Child poverty was reduced by 30 per cent before. It can be done again.
ACOSS is marking the beginning of Anti-Poverty Week with a renewed call for government to stop attacking Australia’s social safety net, and the people who need it, and instead focus on reducing child poverty in Australia, as it has been done before.
At our Press Conference today, we honour the Hawke government’s legacy of reducing child poverty by a massive 30 per cent, while shining a light on the increasing child poverty today.
ACOSS CEO Dr Cassandra Goldie is joined by former Minister for Social Security, the Honourable Brian Howe AO who led the Hawke Government’s Family Package which successfully reduced child poverty in Australia by 30 per cent, leading social policy researcher Professor Peter Whiteford, community workers and parents with lived experience of poverty, from the Hawke era and now.
The Honourable Brian Howe AO says when he was appointed Minister for Social Security in 1984, he invited a group of social policy researchers to meet with him.
“I asked them to deliberate with me on the question, ‘if you were the Minister what would be your highest priority for reform?’” said Mr Howe.
“The last line on the butcher’s paper said ‘create a guaranteed minimum income for children’. Then, Professor Bettina Cass together with Peter Whiteford proposed a mechanism for ensuring and benchmarking the adequacy of child payments.
“Recognising the critical importance of Indexation, they proposed a system of payments in line with movements in average weekly earnings and the extension of uniform rent assistance to low income families as part of the family package. This work provided the basis for the 1987 budget commitments to social security payments for families that would over time lift families above the poverty line.
“The family package created a measure of adequacy not apparent today.
“The social security system should not be a fund from which governments draw to meet budget shortfalls, but rather it should be an institution designed to outlaw poverty and enhance citizen rights, contributing to the building of a fairer Australian nation,” he said.
Dr Cassandra Goldie says the basic need of families to have enough money to live with dignity has not changed.

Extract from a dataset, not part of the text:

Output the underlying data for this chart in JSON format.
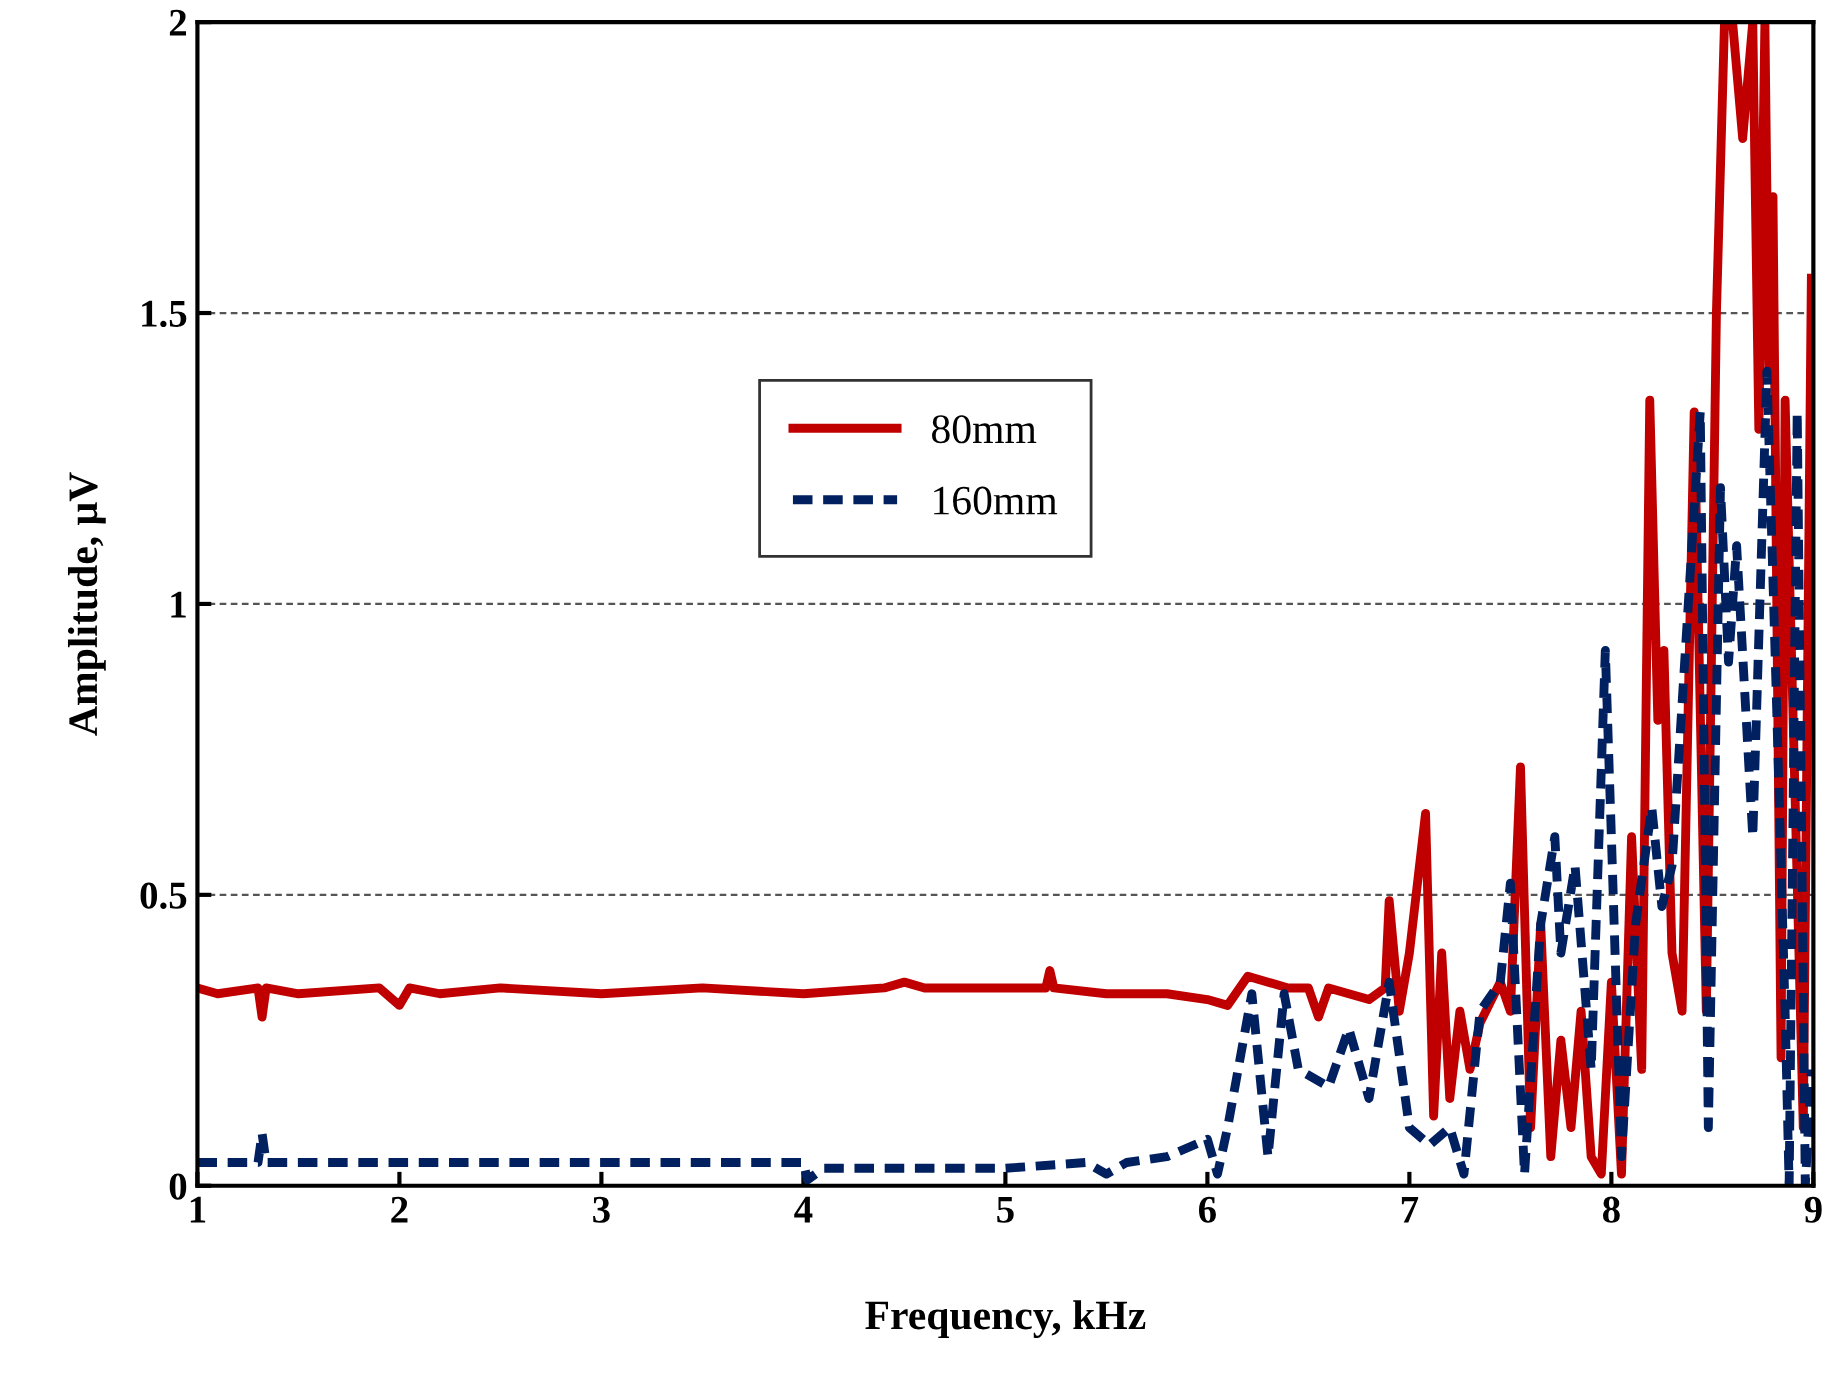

“Child poverty is a government choice, not a given. It is unfathomable that our government chooses to set policy agendas that increase the number of children living in poverty in this country, particularly children of single parents,” said Dr Goldie.

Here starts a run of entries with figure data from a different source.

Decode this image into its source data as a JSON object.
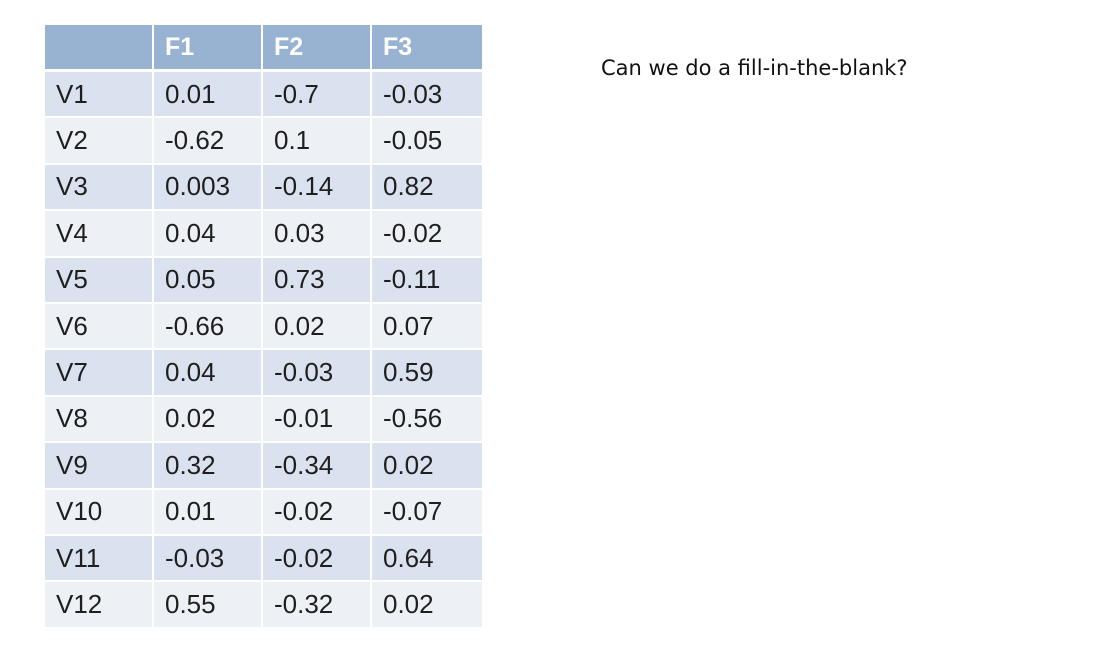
{
  "table": {
    "headers": [
      "",
      "F1",
      "F2",
      "F3"
    ],
    "rows": [
      [
        "V1",
        "0.01",
        "-0.7",
        "-0.03"
      ],
      [
        "V2",
        "-0.62",
        "0.1",
        "-0.05"
      ],
      [
        "V3",
        "0.003",
        "-0.14",
        "0.82"
      ],
      [
        "V4",
        "0.04",
        "0.03",
        "-0.02"
      ],
      [
        "V5",
        "0.05",
        "0.73",
        "-0.11"
      ],
      [
        "V6",
        "-0.66",
        "0.02",
        "0.07"
      ],
      [
        "V7",
        "0.04",
        "-0.03",
        "0.59"
      ],
      [
        "V8",
        "0.02",
        "-0.01",
        "-0.56"
      ],
      [
        "V9",
        "0.32",
        "-0.34",
        "0.02"
      ],
      [
        "V10",
        "0.01",
        "-0.02",
        "-0.07"
      ],
      [
        "V11",
        "-0.03",
        "-0.02",
        "0.64"
      ],
      [
        "V12",
        "0.55",
        "-0.32",
        "0.02"
      ]
    ]
  },
  "prompt": "Can we do a fill-in-the-blank?",
  "colors": {
    "header_bg": "#98b3d1",
    "header_text": "#ffffff",
    "row_band_dark": "#d9e2ee",
    "row_band_light": "#edf1f6",
    "cell_text": "#1f1f1f"
  }
}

“So many children are missing out on what we all see as essentials: attending school excursions, getting new school clothes and books, doing sport or a hobby after school, and going on a family holiday once a year.
“Nationally, one in six children are living below the poverty line, and almost half of all children living in poverty are in single parent households.
“It doesn’t have to look like this. We’ve reduced poverty in Australia before. We can do it again.
“In 1987, the government instituted a holistic package of reforms that increased assistance for low-income families and benchmarked income support payments to the cost of children. The package also put in place housing, education, training, childcare and tax reforms to help low-income families. This package reduced child poverty by an amazing 30 per cent.
“Bob Hawke’s government did more than any has done since to reduce families living in poverty. With child poverty on the rise, it is time for government to commit to reduce child poverty.
“Today, we call on the Federal government to commit to a headline goal of reducing poverty by at least 50% by 2030, consistent with its commitment to the Sustainable Development Goals.
“The first step that government can take to achieve this goal is to raise the lowest social security payments. Lifting unemployment payments and Family Tax Benefits for families with low incomes would have the greatest immediate impact on children living in poverty.
“It’s time for our Federal government to provide leadership and put children first to reduce child poverty.
“People on low incomes in Australia, including single parents and their children, need an adequate income to live free from poverty.
“Together we can end poverty. We just need the political will to make it happen.”